Posts in this series:
- Setting Up
- Deployment Scripts and Breaking Changes
- Temporal Tables
In my first blog I walked through setting up a database project and explained the benefits. Now that you have implemented your database project and developers are making their changes, your deployment process is failing every so often. What is up with that?
The errors that are most common in deploying a database project fall into the following groups (based on what I have seen over the last few years)
- The default settings for database projects do not allow changes to take place that would result in data loss. Examples of breaking changes are dropping a column in a table that already has data or changing the data type on a column that would end up truncating data.
For me, deleting data should be a process that is done outside of your normal deployment process. Delete scripts should executed by the DBA team.
Post deployment scripts managing lookup data should use Merge statements so they can be safely rerun with consistent results.
In the event you are going to delete data as part of your deployment process, there are a few things to consider. First, managing all the constraints and disabling them prior to deleting any data. Once you have deleted the data and turn your constraints back on, there are couple of ways to accomplish this.
ALTER TABLE tablename WITH NOCHECK CHECK CONSTRAINT constraintname or
ALTER TABLE tablename CHECK CONSTRAINT constraintname
- Adding the constraint back with this setting allows the constraint to be added even if data exists that fails the data integrity check. Data is not validated with this setting.
ALTER TABLE tablename WITH CHECK CHECK CONSTRAINT constraintname
- Enforces data integrity on existing data. If data exists that fails the data integrity check, adding the constraint will fail.
Gated Check Ins
Most of the deployment errors I have outlined due not show up until the changes have been merged and deploy the database project. To minimize database deployment failures, setup gated check in rules as part of the pull request.
The one process to enable as part of the gated check in is to deploy the database project to an integration server/database prior to completing the merge for the pull request. You have two options for deploying the database project:
Deploy to an empty database and allow the database project to create the database.
- This is the easiest option. The deployment process creates an empty database and deploys the project to the empty database. The drawback to this process is you will not see any data errors. This process does validate that all your scripts are syntactically correct. If you chose this option, make sure the settings for the database project deployment step is set to continue on error. This setting is found under the control options for Azure DevOps Pipelines. If this is not set, the step to drop the database is not run .
Deploy the project to a database with data. The drawback with this method is the data may be different between the environments.
Regardless of the option you choose for your gated check in, the benefits for testing the deployment prior to merging the changes are:
You have a better chance of finding a problem before it is merged with everyone else’s changes.
If there is a problem, the person who created the pull request has to address the issue in order for their pull request to succeed and putting the ownership of the fix back on the developer who made the changes.
The Pipeline Deployment Process
Setting up the deployment pipeline, there are a few things to consider. One being the difference in deployment settings between different environments. Another is debugging in the event of a problem.
Production - All of the companies I have worked with, not one would allow the deployment process to automatically create and deploy changes without DBA review and approval. If this is true for your environment, generate the delta script without deploying.
Lower Environment - For the lower environment, configure the deployment process to generate the delta script and then deploy the delta script in two steps. The benefit of using two steps versus the single publish process is the delta script is saved as an artifact of the deployment.
Now for those pesky breaking changes. The best way to address breaking changes is to use a single script. Each new breaking change is appended to the end of the script. Each change should have an if exists check to verify that the change still needs to be made. This script is executed prior to the database project deployment. This will apply all the breaking changes prior to the database compare process running and creating the delta script.

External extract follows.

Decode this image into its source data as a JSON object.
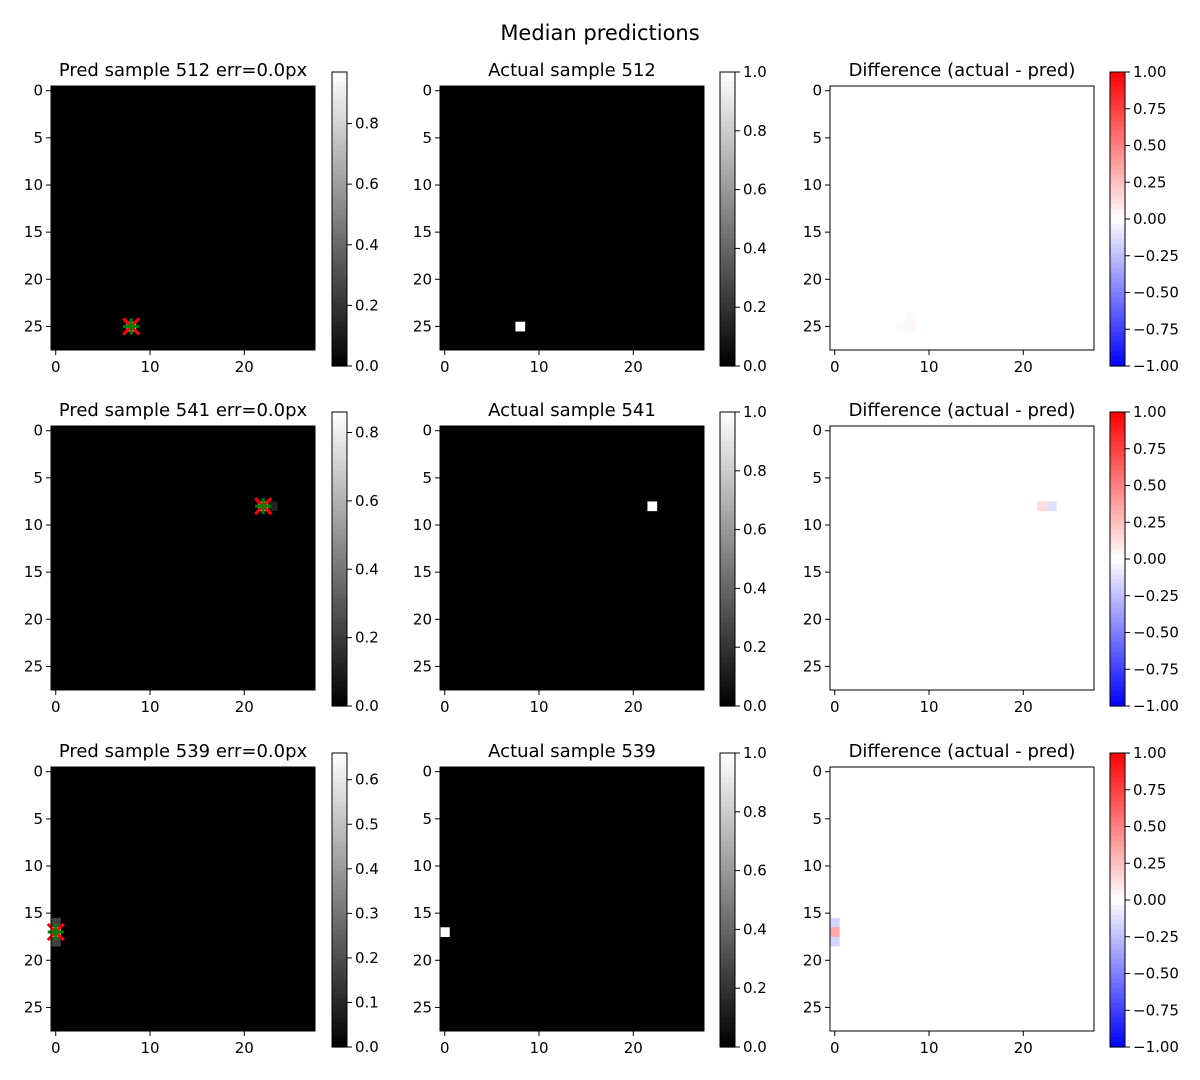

NOTE: As of the writing of this article, there is a difference in behavior when deploying changes via the publish process and creating the delta script and then executing the script in two steps. The publishing process uses the task Azure SQL Database Deployment . The publish process includes the object names and more information in the event of an error than executing the SQL script. This should not be the case as each is using the same task in the pipeline, just different settings. I have opened a case with Microsoft on this and waiting on a resolution. Case # 120042721002709
Troubleshooting Failed Deployments
Regardless of how diligent you are with your development process, eventually you will have a deployment that fails. How do you resolve the deployment error and determine why it failed?
Here are a few steps to follow:
For Azure DevOps, go to the pipelines and look for the failed deployment. Failed deployments will have the Red icon next to the name.
Download the logs for the failed deployment.
- Execute Pre Deployment Script.log - Log file for the pre-deployment process.
- Azure SQL System DB Publish.log - Log file for the deployment process.
- Generate deployment script for #####.log - Log file for generating the delta SQL file.
DBNAME_Script.sql - If your pipeline process is configured to save the delta script as an artifact, this is the delta file that was run against the database. This file will be prefixed with the database name for the deployed database.
Look through each log file for errors. Also take note of any warnings. These will not cause the deployment to fail. Warnings should be evaluated though.
- 2019-12-23T17:44:05.1976430Z ##[error]Invalid column name 'IsActive'.